There is no other foreign leader that Macron has tried to bring closer to his corner than Putin. Macron, a staunch European, was confident that a mixture of personal charm and the splendor of France’s past would convince Putin to keep Russia within the European security habitat. 

Macron first hosted Putin in the sumptuous Place of Versailles in 2017. Two years later they discussed stalled Ukraine peace talks in Macron’s summer residence at the Fort de Bregancon on the French Riviera as Macron tried to build on European diplomacy that had helped ease hostilities in the past. 

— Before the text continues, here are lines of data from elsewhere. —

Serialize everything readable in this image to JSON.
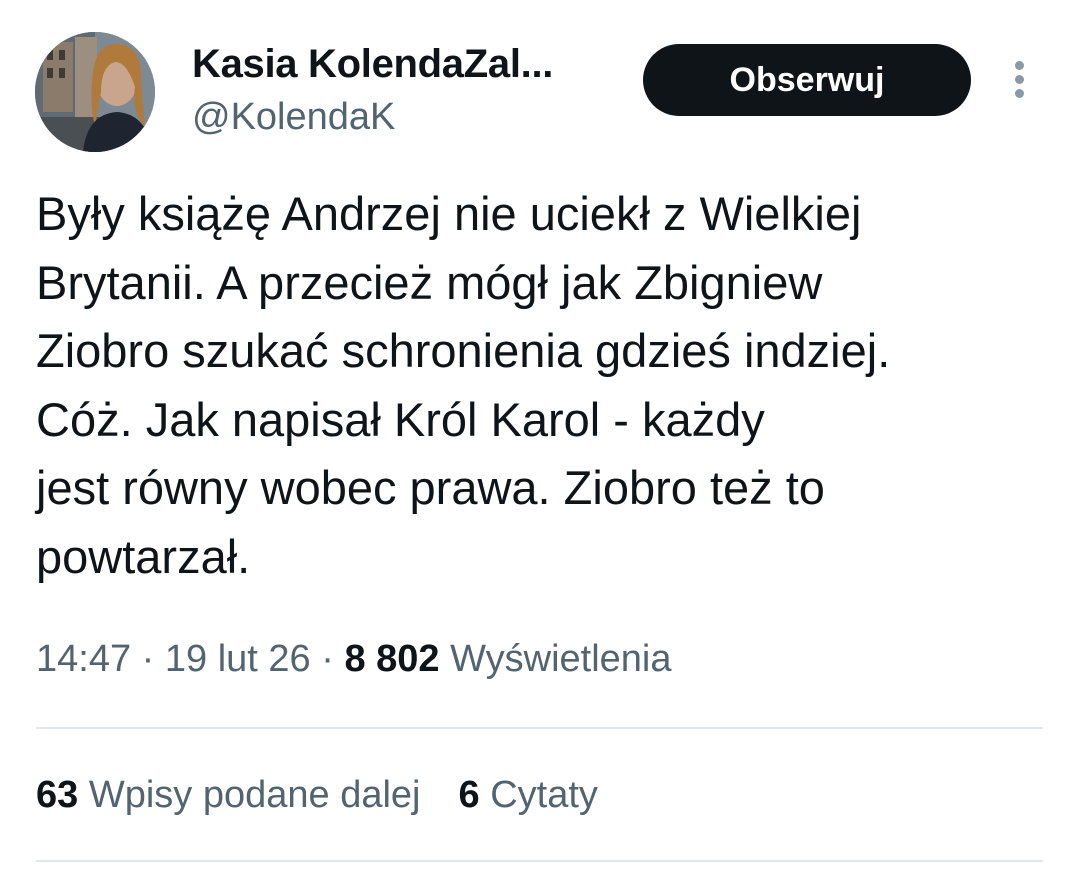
{
  "author": {
    "display_name": "Kasia KolendaZal...",
    "handle": "@KolendaK"
  },
  "follow_button": {
    "label": "Obserwuj"
  },
  "more_icon": "vertical-ellipsis",
  "tweet": {
    "lines": [
      "Były książę Andrzej nie uciekł z Wielkiej",
      "Brytanii. A przecież mógł jak Zbigniew",
      "Ziobro szukać schronienia gdzieś indziej.",
      "Cóż. Jak napisał Król Karol - każdy",
      "jest równy wobec prawa. Ziobro też to",
      "powtarzał."
    ]
  },
  "meta": {
    "time": "14:47",
    "separator": " · ",
    "date": "19 lut 26",
    "views_count": "8 802",
    "views_label": "Wyświetlenia"
  },
  "stats": {
    "reposts_count": "63",
    "reposts_label": "Wpisy podane dalej",
    "quotes_count": "6",
    "quotes_label": "Cytaty"
  },
  "colors": {
    "text": "#0f1419",
    "secondary": "#536471",
    "button_bg": "#0f1419",
    "divider": "#e1e7eb"
  }
}
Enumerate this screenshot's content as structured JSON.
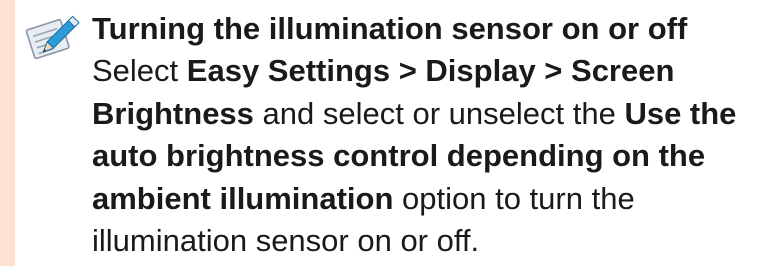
{
  "accent_colors": {
    "side_band": "#fde3cf",
    "icon_note_page": "#e8ecf3",
    "icon_pencil": "#2a9bd6"
  },
  "note": {
    "icon": "note-pencil-icon",
    "title": "Turning the illumination sensor on or off",
    "body": {
      "t1": "Select ",
      "b1": "Easy Settings > Display > Screen Brightness",
      "t2": " and select or unselect the ",
      "b2": "Use the auto brightness control depending on the ambient illumination",
      "t3": " option to turn the illumination sensor on or off."
    }
  }
}
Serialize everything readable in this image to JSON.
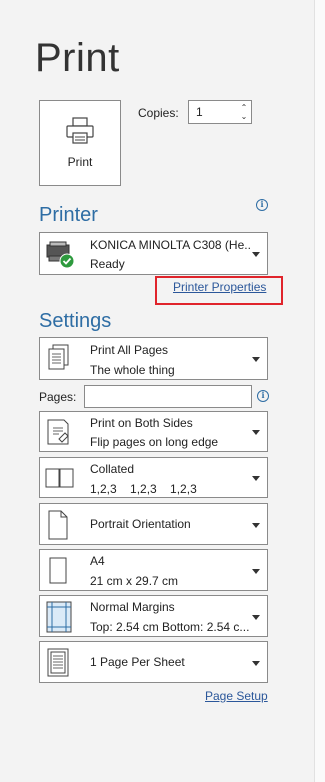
{
  "title": "Print",
  "print_button": {
    "label": "Print"
  },
  "copies": {
    "label": "Copies:",
    "value": "1"
  },
  "printer": {
    "heading": "Printer",
    "name": "KONICA MINOLTA C308 (He...",
    "status": "Ready",
    "properties_link": "Printer Properties"
  },
  "settings": {
    "heading": "Settings",
    "pages_label": "Pages:",
    "pages_value": "",
    "items": [
      {
        "line1": "Print All Pages",
        "line2": "The whole thing",
        "icon": "pages-icon"
      },
      {
        "line1": "Print on Both Sides",
        "line2": "Flip pages on long edge",
        "icon": "duplex-icon"
      },
      {
        "line1": "Collated",
        "line2": "1,2,3    1,2,3    1,2,3",
        "icon": "collate-icon"
      },
      {
        "line1": "Portrait Orientation",
        "line2": "",
        "icon": "portrait-icon"
      },
      {
        "line1": "A4",
        "line2": "21 cm x 29.7 cm",
        "icon": "paper-size-icon"
      },
      {
        "line1": "Normal Margins",
        "line2": "Top: 2.54 cm Bottom: 2.54 c...",
        "icon": "margins-icon"
      },
      {
        "line1": "1 Page Per Sheet",
        "line2": "",
        "icon": "pages-per-sheet-icon"
      }
    ],
    "page_setup_link": "Page Setup"
  },
  "colors": {
    "accent": "#2e6da4",
    "link": "#2b579a",
    "highlight": "#e0242b"
  }
}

It’s become clear over the past several weeks that Putin was on the war path even as he denied it, sitting across from Macron at a very long table during his last visit to Moscow. 

Macron wanted to believe him, Foreign Minister Jean-Yves Le Drian said after critics claimed the French president has fallen into the old European trap of appeasing Putin’s Russia. 

“The president is not naive,” Le Drian said on the eve of Russia’s invasion. “He knows the methods, the character and the cynical nature of Putin.”